“Peaky” CPU Usage on Domain Controllers

central-processing-unitcpu-usagedomain-controllerwindows-server-2008

We have two Windows Server 2008 SP2 (sadly not 2008 R2) Domain Controllers in a small 150 client domain that are exhibiting very "peaky" CPU usage. The Domain Controllers both exhibit the same behavior and are hosted on vSphere 5.5.0, 1331820. Every two or three seconds the CPU usage jumps up to 80-100% and then quickly drops, remains low for a second or two and then jumps up again.

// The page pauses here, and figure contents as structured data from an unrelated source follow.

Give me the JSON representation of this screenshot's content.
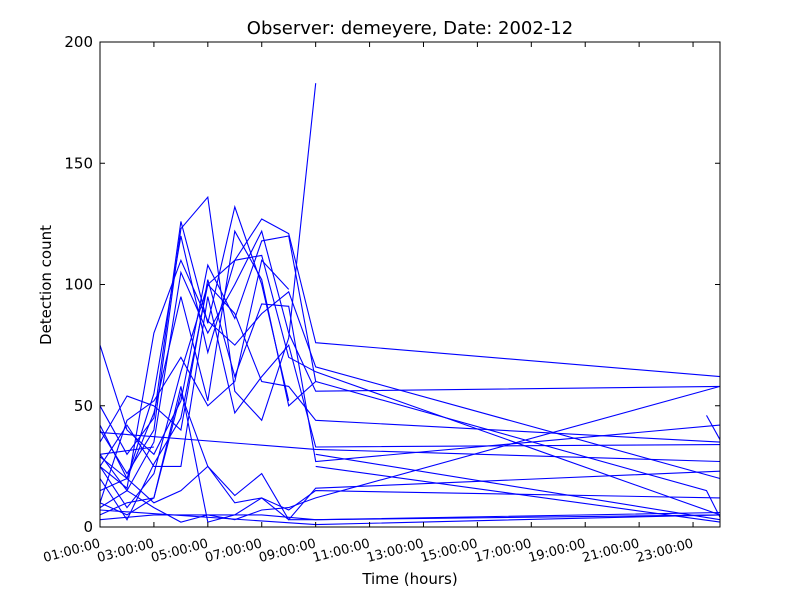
{
  "chart_data": {
    "type": "line",
    "title": "Observer: demeyere, Date: 2002-12",
    "xlabel": "Time (hours)",
    "ylabel": "Detection count",
    "xlim": [
      "01:00:00",
      "24:00:00"
    ],
    "ylim": [
      0,
      200
    ],
    "x_ticks": [
      "01:00:00",
      "03:00:00",
      "05:00:00",
      "07:00:00",
      "09:00:00",
      "11:00:00",
      "13:00:00",
      "15:00:00",
      "17:00:00",
      "19:00:00",
      "21:00:00",
      "23:00:00"
    ],
    "y_ticks": [
      0,
      50,
      100,
      150,
      200
    ],
    "line_color": "#0000ff",
    "grid": false,
    "legend": "none",
    "series": [
      {
        "x": [
          "01:00:00",
          "02:00:00",
          "03:00:00",
          "04:00:00",
          "05:00:00",
          "06:00:00",
          "07:00:00",
          "08:00:00",
          "09:00:00"
        ],
        "y": [
          75,
          40,
          30,
          52,
          108,
          86,
          118,
          120,
          60
        ]
      },
      {
        "x": [
          "01:00:00",
          "02:00:00",
          "03:00:00",
          "04:00:00",
          "05:00:00",
          "06:00:00",
          "07:00:00",
          "08:00:00",
          "09:00:00",
          "23:30:00",
          "24:00:00"
        ],
        "y": [
          29,
          20,
          47,
          95,
          52,
          122,
          102,
          50,
          60,
          15,
          4
        ]
      },
      {
        "x": [
          "01:00:00",
          "02:00:00",
          "03:00:00",
          "04:00:00",
          "05:00:00",
          "06:00:00",
          "07:00:00",
          "08:00:00"
        ],
        "y": [
          50,
          30,
          45,
          126,
          84,
          132,
          100,
          52
        ]
      },
      {
        "x": [
          "01:00:00",
          "02:00:00",
          "03:00:00",
          "04:00:00",
          "05:00:00",
          "06:00:00",
          "07:00:00",
          "08:00:00",
          "09:00:00",
          "24:00:00"
        ],
        "y": [
          42,
          20,
          55,
          120,
          72,
          110,
          127,
          121,
          76,
          62
        ]
      },
      {
        "x": [
          "01:00:00",
          "02:00:00",
          "03:00:00",
          "04:00:00",
          "05:00:00",
          "06:00:00",
          "07:00:00",
          "08:00:00",
          "09:00:00",
          "24:00:00"
        ],
        "y": [
          30,
          15,
          35,
          105,
          80,
          100,
          122,
          80,
          56,
          58
        ]
      },
      {
        "x": [
          "01:00:00",
          "02:00:00",
          "03:00:00",
          "04:00:00",
          "05:00:00",
          "06:00:00",
          "07:00:00",
          "08:00:00",
          "09:00:00",
          "24:00:00"
        ],
        "y": [
          25,
          8,
          22,
          64,
          100,
          110,
          112,
          70,
          64,
          5
        ]
      },
      {
        "x": [
          "01:00:00",
          "02:00:00",
          "03:00:00",
          "04:00:00",
          "05:00:00",
          "06:00:00",
          "07:00:00",
          "08:00:00",
          "09:00:00",
          "24:00:00"
        ],
        "y": [
          25,
          16,
          80,
          110,
          85,
          75,
          88,
          97,
          66,
          20
        ]
      },
      {
        "x": [
          "01:00:00",
          "02:00:00",
          "03:00:00",
          "04:00:00",
          "05:00:00",
          "06:00:00",
          "07:00:00",
          "08:00:00",
          "09:00:00"
        ],
        "y": [
          40,
          22,
          40,
          123,
          136,
          56,
          44,
          78,
          183
        ]
      },
      {
        "x": [
          "01:00:00",
          "02:00:00",
          "03:00:00",
          "04:00:00",
          "05:00:00",
          "06:00:00",
          "07:00:00",
          "08:00:00"
        ],
        "y": [
          10,
          44,
          52,
          70,
          50,
          60,
          110,
          98
        ]
      },
      {
        "x": [
          "01:00:00",
          "02:00:00",
          "03:00:00",
          "04:00:00",
          "05:00:00",
          "06:00:00",
          "07:00:00",
          "08:00:00",
          "09:00:00",
          "24:00:00"
        ],
        "y": [
          20,
          3,
          26,
          45,
          100,
          88,
          60,
          58,
          44,
          35
        ]
      },
      {
        "x": [
          "01:00:00",
          "02:00:00",
          "03:00:00",
          "04:00:00",
          "05:00:00",
          "06:00:00",
          "07:00:00",
          "08:00:00",
          "09:00:00",
          "24:00:00"
        ],
        "y": [
          25,
          42,
          25,
          25,
          95,
          47,
          62,
          75,
          33,
          34
        ]
      },
      {
        "x": [
          "01:00:00",
          "02:00:00",
          "03:00:00",
          "04:00:00",
          "05:00:00",
          "06:00:00",
          "07:00:00",
          "08:00:00",
          "09:00:00",
          "24:00:00"
        ],
        "y": [
          35,
          54,
          50,
          40,
          102,
          62,
          92,
          91,
          27,
          42
        ]
      },
      {
        "x": [
          "01:00:00",
          "02:00:00",
          "03:00:00",
          "04:00:00",
          "05:00:00",
          "06:00:00",
          "07:00:00",
          "08:00:00",
          "09:00:00",
          "24:00:00"
        ],
        "y": [
          10,
          5,
          12,
          55,
          25,
          10,
          12,
          7,
          15,
          12
        ]
      },
      {
        "x": [
          "01:00:00",
          "02:00:00",
          "03:00:00",
          "04:00:00",
          "05:00:00",
          "06:00:00",
          "07:00:00",
          "08:00:00",
          "09:00:00",
          "24:00:00"
        ],
        "y": [
          15,
          20,
          10,
          15,
          25,
          13,
          22,
          3,
          16,
          23
        ]
      },
      {
        "x": [
          "01:00:00",
          "02:00:00",
          "03:00:00",
          "04:00:00",
          "05:00:00",
          "06:00:00",
          "07:00:00",
          "08:00:00",
          "09:00:00",
          "24:00:00"
        ],
        "y": [
          5,
          10,
          12,
          58,
          2,
          5,
          12,
          3,
          3,
          6
        ]
      },
      {
        "x": [
          "01:00:00",
          "02:00:00",
          "03:00:00",
          "04:00:00",
          "05:00:00",
          "06:00:00",
          "07:00:00",
          "08:00:00",
          "09:00:00",
          "24:00:00"
        ],
        "y": [
          8,
          15,
          8,
          2,
          5,
          3,
          7,
          8,
          12,
          58
        ]
      },
      {
        "x": [
          "01:00:00",
          "09:00:00",
          "24:00:00"
        ],
        "y": [
          39,
          32,
          27
        ]
      },
      {
        "x": [
          "01:00:00",
          "09:00:00",
          "24:00:00"
        ],
        "y": [
          7,
          1,
          5
        ]
      },
      {
        "x": [
          "01:00:00",
          "03:00:00",
          "07:00:00",
          "09:00:00",
          "24:00:00"
        ],
        "y": [
          3,
          5,
          5,
          3,
          5
        ]
      },
      {
        "x": [
          "09:00:00",
          "24:00:00"
        ],
        "y": [
          30,
          3
        ]
      },
      {
        "x": [
          "09:00:00",
          "24:00:00"
        ],
        "y": [
          25,
          2
        ]
      },
      {
        "x": [
          "01:00:00",
          "03:00:00"
        ],
        "y": [
          30,
          33
        ]
      },
      {
        "x": [
          "23:30:00",
          "24:00:00"
        ],
        "y": [
          46,
          36
        ]
      }
    ]
  }
}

DC3 Task Manager Performance

Looking at the historical performance data for the virtual machine indicates that this condition has been going on for at least a year but the frequency has increased since March.

DC3 Virtual Machine Performance

The offending process is SVChost.exe which is wrapping the DHCP Client (dhcpcsvc.dll), EventLog (wevtsvc.dll) and LMHOSTS (lmhsvc.dll) services. I'm certainly not a Windows internals expert but I could not seem to find anything especially amiss when viewing the process with Process Explorer other than it appears the EventLog is triggering a ton of RpcBindingUnbind calls.

DC3 Process Explorer for SVCHost.exe

At this point I'm out of coffee and ideas. How should I continue to troubleshoot this issue?

Best Answer

TL;DR: EventLog file was full. Overwriting entries is expensive and/or not implemented very well in Windows Server 2008.


At @pk. and @joeqwerty suggestion and after asking around, I decided that it seemed most likely that a forgotten monitoring implementation was scraping the event logs.

I installed Microsoft's Network Monitor on one of the Domain Controllers and started filtering for MSRPC using the ProtocolName == MSRPC filter. There was lots of traffic but it was all between our remote site's RODC and unfortunately did not use same destination port as the listening EventLog process. Darn! There goes that theory.

To simplify things and make it easier to run monitoring software I decided to unwrap the EventLog service from SVCHost. The following command and a reboot of the Domain Controller dedicates one SVCHost process to the EventLog service. This makes investigation a little easier since you do not have multiple services attached to that PID.

SC config EventLog Type= own

I then resorted to ProcMon and setup a filter to exclude everything that did not use that PID. I did not see tons of failed attempts by EventLog to open missing registry keys as indicated as a possible cause here (apparently crappy applications can register as a Event Sources in extremely poor ways). Predictably I saw lots of successful ReadFile entries of the Security Event Log (C:\Windows\System32\WinEvt\Logs\Security.evtx).

ReadFile Security.evtx

Here's a look at the Stack on one of those events: RpcBindingUnbind

You'll notice first the RPCBinding and then RPCBindingUnbind. There were a lot of these. Like thousands per second. Either the Security Log is really busy or something is not working right with the Security.evtx log.

In EventViewer the Security Log was only logging a between 50-100 events per minute which seemed appropriate for a domain of this size. Darn! There goes theory number two that we had some application with very verbose event auditing turned on left in a forgotten corner still dutifully chugging away. There were a still a lot (~250,000) of events recorded even though the rate of events being logged was low. Log size perhaps?

Security Logs - (Right Click) - Properties... and the maximum log size was set for 131,072 KB and log size was currently holding at 131,072 KB. The 'Overwrite events as needed' radio button was checked. I figured that constantly deleting and writing to the log file was probably hard work especially when it was so full so I opted to Clear the Log (I saved the old log just in case we need it for auditing later) and let the EventLog service create a new empty file. The result: CPU usage returned to a sane level around 5%.